Deficiencies in the quality of medical education research are widely acknowledged.14 Medical education leaders have appealed for increased methodological rigor, including larger multi-institutional studies,5,6 greater attention to validity and reliability of assessments,7 and examination of clinically relevant outcomes.8,9 Nonetheless, the quality of the current body of published education research remains suboptimal, with the majority of articles reporting single institution studies10 and less rigorous outcomes, such as learner satisfaction or acquisition of knowledge and skills.10,11

An instrument measuring the quality of education research studies could be useful to investigators designing studies and to journal editors reviewing submitted manuscripts. We have developed a Medical Education Research Study Quality Instrument (MERSQI)10 to measure the methodological quality of experimental, quasi-experimental, and observational studies in medical education.
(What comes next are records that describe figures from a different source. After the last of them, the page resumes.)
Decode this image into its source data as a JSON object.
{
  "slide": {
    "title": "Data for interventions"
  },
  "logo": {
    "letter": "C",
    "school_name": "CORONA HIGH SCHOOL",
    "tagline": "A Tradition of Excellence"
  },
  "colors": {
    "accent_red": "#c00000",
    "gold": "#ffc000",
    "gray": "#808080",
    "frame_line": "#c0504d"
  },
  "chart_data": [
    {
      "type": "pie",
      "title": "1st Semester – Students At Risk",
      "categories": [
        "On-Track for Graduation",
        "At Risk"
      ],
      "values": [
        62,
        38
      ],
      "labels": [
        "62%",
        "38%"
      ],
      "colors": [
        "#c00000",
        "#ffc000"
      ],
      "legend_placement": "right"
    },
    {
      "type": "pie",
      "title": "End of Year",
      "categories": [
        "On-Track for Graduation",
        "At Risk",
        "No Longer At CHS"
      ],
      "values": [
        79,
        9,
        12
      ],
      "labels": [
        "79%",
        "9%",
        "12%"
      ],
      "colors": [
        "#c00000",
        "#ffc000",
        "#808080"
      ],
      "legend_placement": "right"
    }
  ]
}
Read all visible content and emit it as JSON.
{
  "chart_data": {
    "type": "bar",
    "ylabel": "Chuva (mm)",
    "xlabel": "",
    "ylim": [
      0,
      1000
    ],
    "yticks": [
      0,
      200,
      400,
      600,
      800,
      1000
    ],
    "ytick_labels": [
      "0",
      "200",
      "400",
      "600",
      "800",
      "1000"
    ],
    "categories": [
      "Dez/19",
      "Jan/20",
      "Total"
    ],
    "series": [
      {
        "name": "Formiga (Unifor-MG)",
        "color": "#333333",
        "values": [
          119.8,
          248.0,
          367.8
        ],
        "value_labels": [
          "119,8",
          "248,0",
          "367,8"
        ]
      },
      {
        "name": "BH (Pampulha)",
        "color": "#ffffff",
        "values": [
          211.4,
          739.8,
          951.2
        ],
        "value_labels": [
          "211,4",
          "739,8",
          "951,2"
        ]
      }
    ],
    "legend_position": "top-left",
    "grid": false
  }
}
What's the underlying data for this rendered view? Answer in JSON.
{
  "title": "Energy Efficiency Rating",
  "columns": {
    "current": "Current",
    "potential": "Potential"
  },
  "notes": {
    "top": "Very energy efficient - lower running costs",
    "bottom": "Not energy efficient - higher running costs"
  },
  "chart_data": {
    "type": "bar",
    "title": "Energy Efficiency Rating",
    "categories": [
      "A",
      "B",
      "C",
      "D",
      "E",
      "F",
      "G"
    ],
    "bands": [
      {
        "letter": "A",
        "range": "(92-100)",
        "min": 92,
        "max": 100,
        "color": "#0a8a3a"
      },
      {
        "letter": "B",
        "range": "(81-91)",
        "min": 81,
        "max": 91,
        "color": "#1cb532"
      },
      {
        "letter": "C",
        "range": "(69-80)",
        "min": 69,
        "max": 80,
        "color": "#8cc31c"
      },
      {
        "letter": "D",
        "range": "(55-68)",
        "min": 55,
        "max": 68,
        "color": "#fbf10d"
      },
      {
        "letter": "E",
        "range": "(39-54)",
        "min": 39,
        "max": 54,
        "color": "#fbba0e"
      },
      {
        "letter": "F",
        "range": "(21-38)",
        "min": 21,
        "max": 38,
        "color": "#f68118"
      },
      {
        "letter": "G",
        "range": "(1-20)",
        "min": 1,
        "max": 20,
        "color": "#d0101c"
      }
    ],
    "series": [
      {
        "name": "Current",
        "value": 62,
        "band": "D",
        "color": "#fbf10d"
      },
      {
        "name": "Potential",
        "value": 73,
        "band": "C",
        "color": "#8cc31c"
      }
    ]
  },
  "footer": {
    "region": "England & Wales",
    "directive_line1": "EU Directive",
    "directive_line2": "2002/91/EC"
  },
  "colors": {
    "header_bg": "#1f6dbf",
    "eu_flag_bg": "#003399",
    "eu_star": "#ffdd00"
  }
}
In a previous study we demonstrated content, internal structure, and criterion validity evidence for MERSQI scores, including the relationship of one factor, funding, to study quality.10 However, predictive validity evidence has not been established for MERSQI scores.

In this study, we examined whether MERSQI scores predicted editorial decisions for the 2008 medical education special issue of the Journal of General Internal Medicine (JGIM). JGIM regularly publishes a special issue containing medical education research pertinent to general internal medicine. We hypothesized that submitted manuscripts with higher MERSQI scores would be more likely to be sent for peer review, have revisions invited after review, and ultimately be accepted for publication compared to manuscripts with lower MERSQI scores.


Study Design

We conducted a cross-sectional assessment of the quality of manuscripts submitted to the 2008 JGIM medical education special issue. Submitting authors were given the opportunity to decline to include their manuscript in this study. JGIM editors were not aware of authors’ study participation status; all editorial decisions were made independent of study participation. The Mayo Foundation Institutional Review Board deemed this study exempt from review.

Data Collection

A team of investigators (DAR, TJB, SMW, and RBL) who were not involved in JGIM editorial decisions used the Medical Education Research Study Quality Instrument (MERSQI)10 to measure the quality of studies submitted to JGIM’s medical education issue. All studies were de-identified using the procedures described below. Although high interrater reliability of MERSQI scores has already been established,10 two investigators independently scored a subset of studies (55 of 100, 55%) to confirm reliability in this sample. After confirming high interrater reliability, the remaining 45 articles were scored by one investigator. Disagreements were resolved by consensus.

Information on manuscript type (educational innovation, original article, brief report, perspective, review, resource paper, and recommendations/guidelines), initial publication decision (reject without peer review, reject after review, or revise after review), and final decision (reject or accept) was provided by the JGIM editorial office.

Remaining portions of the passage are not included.